Una vez de camino, el señor nos dijo que tampoco iba a Monterrico, pero que si queríamos él nos podía llevar hasta allí (pagando como 100 dólares, o yo que sé cuánto nos pedía), a lo que nos negamos, por supuesto.
Mientras, la gente se iba bajando, y la furgoneta se iba quedando cada vez más vacía. Finalmente, llegamos a un puente, al lado de un pueblecito-aldea. Yo creía que me daba algo, ¡llevábamos como 5 horas de viaje, para algo que se podría hacer en unas 2 horas y media! Estaba desesperada, no podía entender lo que había pasado. Se suponía que iban a ser dos buses, y al final estábamos esperando al cuarto. Por supuesto, otra furgonetilla, y otra vez a pagar dinero. No nos habíamos llevado mucho y creía que al final nos quedábamos sin dinero en medio de ninguna parte.
Después de una hora, llegamos a Monterrico, sin comer, sin beber y con un cansancio alucinante. Pero el lugar era bonito. Monterrico es un pueblecito pequeño, al sur de Guatemala, en la costa del Pacífico.
¡Qué momento! Sentada, con el mar en frente, y una copa gigante de melón con ron...mmm, qué rico!! Ya se me pasaron todos los disgustos!

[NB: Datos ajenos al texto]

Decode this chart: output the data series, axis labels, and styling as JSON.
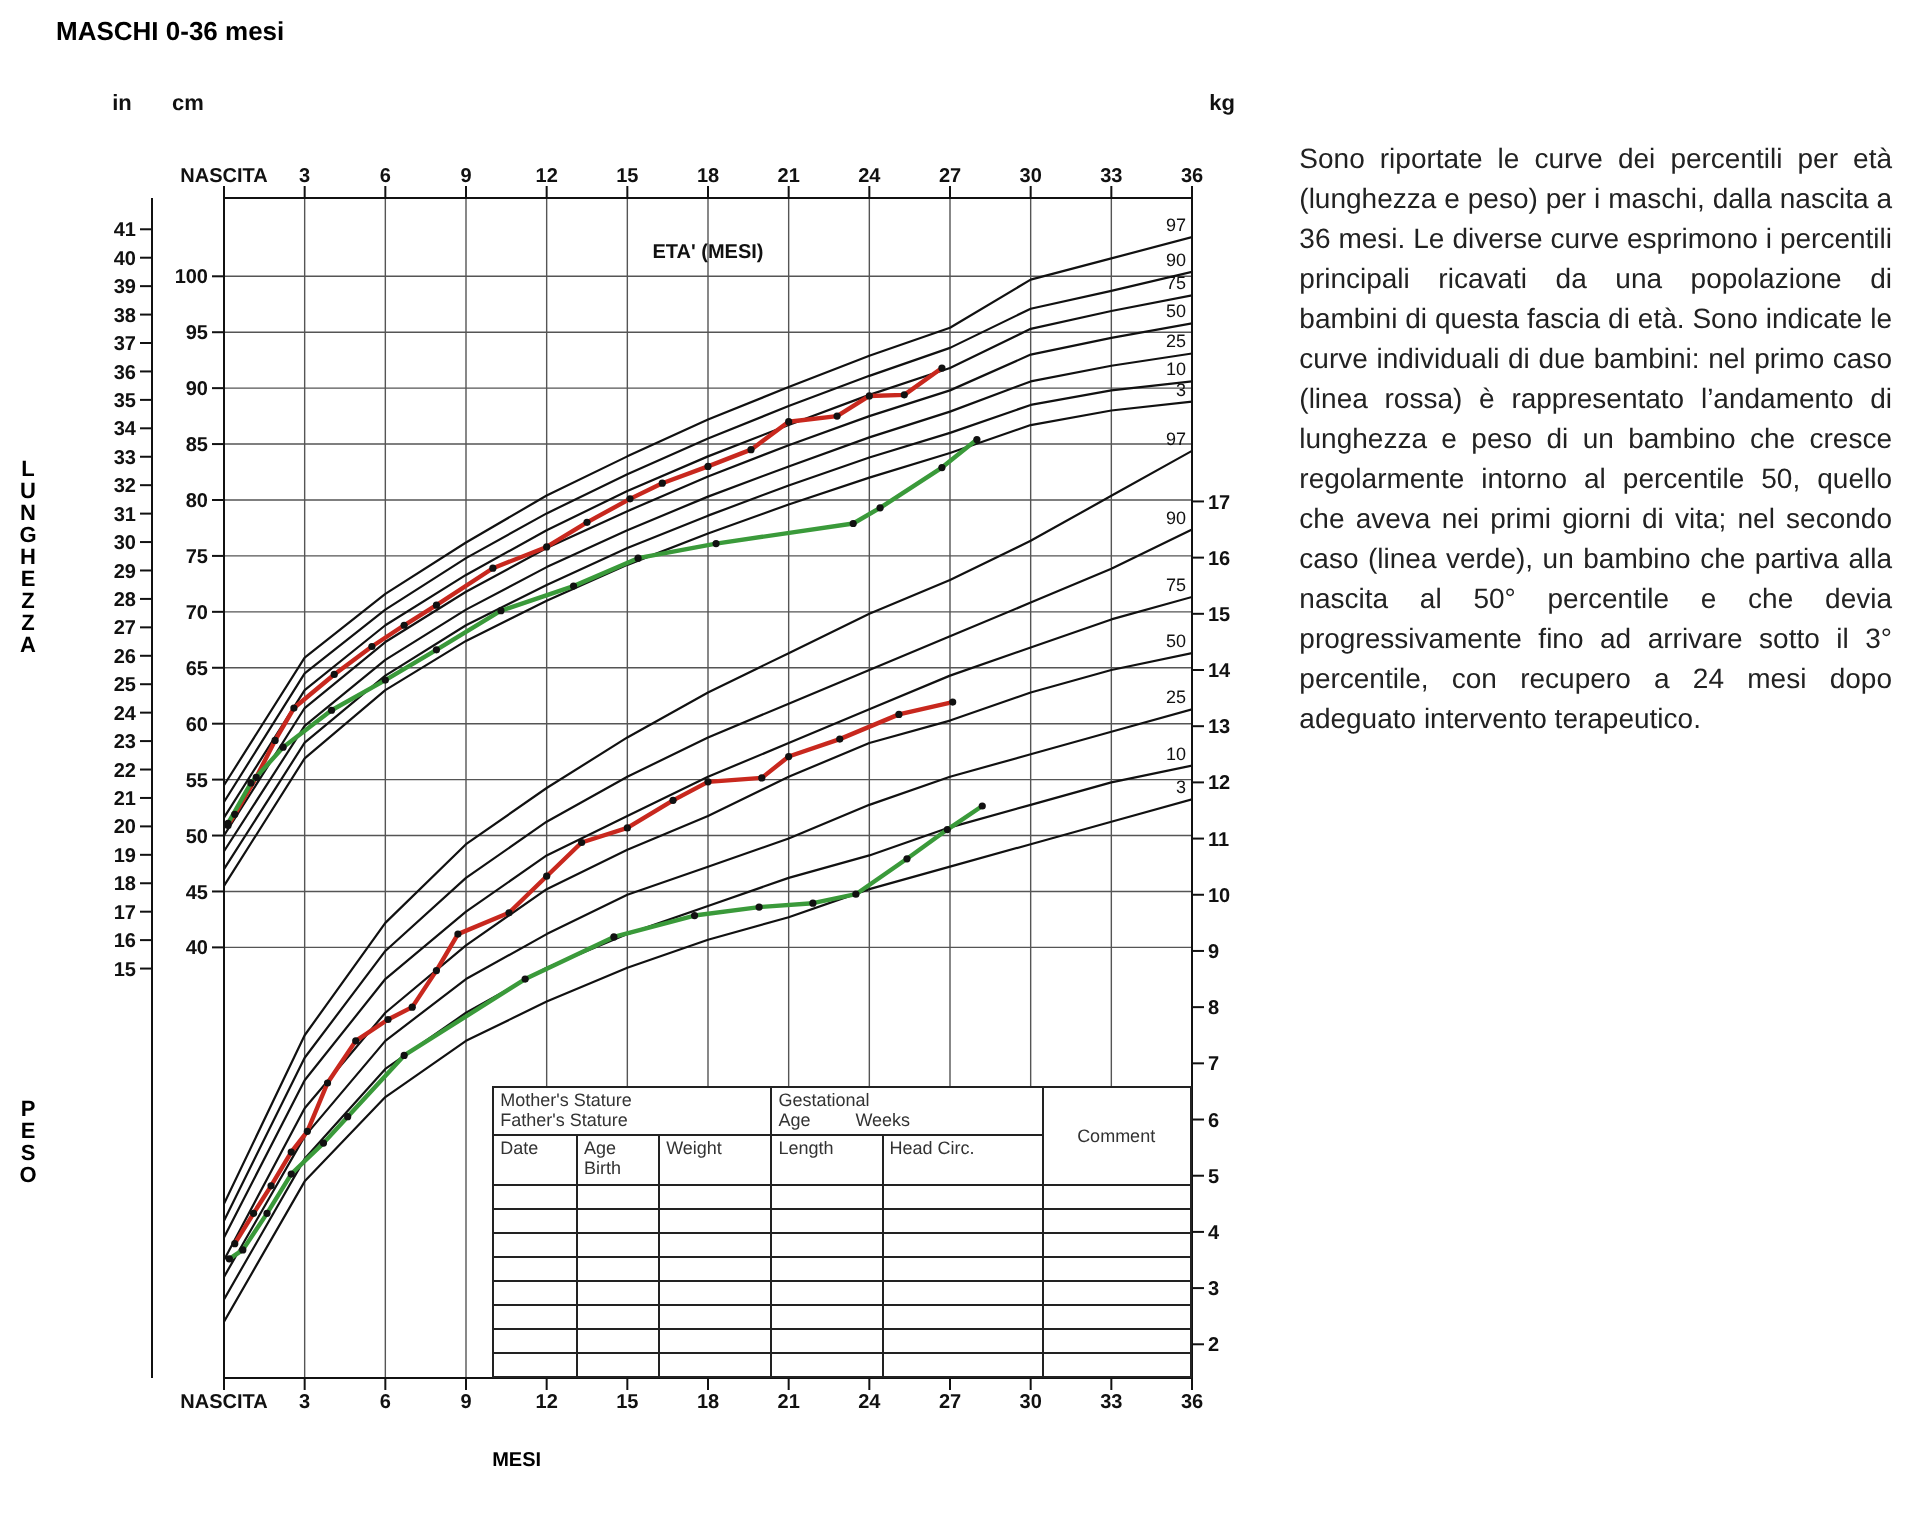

Irene llegó horas más tarde, por la noche, con Pablo, y Rodolfo, un amigo suyo guatemalteco. Nos fuimos todos a un bar y de ahí al hotel-hostalillo, que era cutrecillo, pero barato. La cama tenía mosquitera, algo que yo nunca había visto, lo que ya te hacía pensar la de bichos y mosquitos que habría por la noche, pero la verdad es que dormimos muy a gusto.
Al día siguiente fuimos a la playita y después a comer ceviche, una comida típica de algunas regiones de esta zona.
Al día siguiente, Marcos y yo tuvimos la voluntad de levantarnos a las 5 de la mañana para ir a ver el amanecer. La verdad es que mereció la pena.
Era una excursión por el río para ver los mangles, unos árboles que crecen prácticamente en el agua, en las orillas; y, al parecer, también para ver miles de especies de aves. Curiosamente, sólo vimos garzas blancas, pero bueno.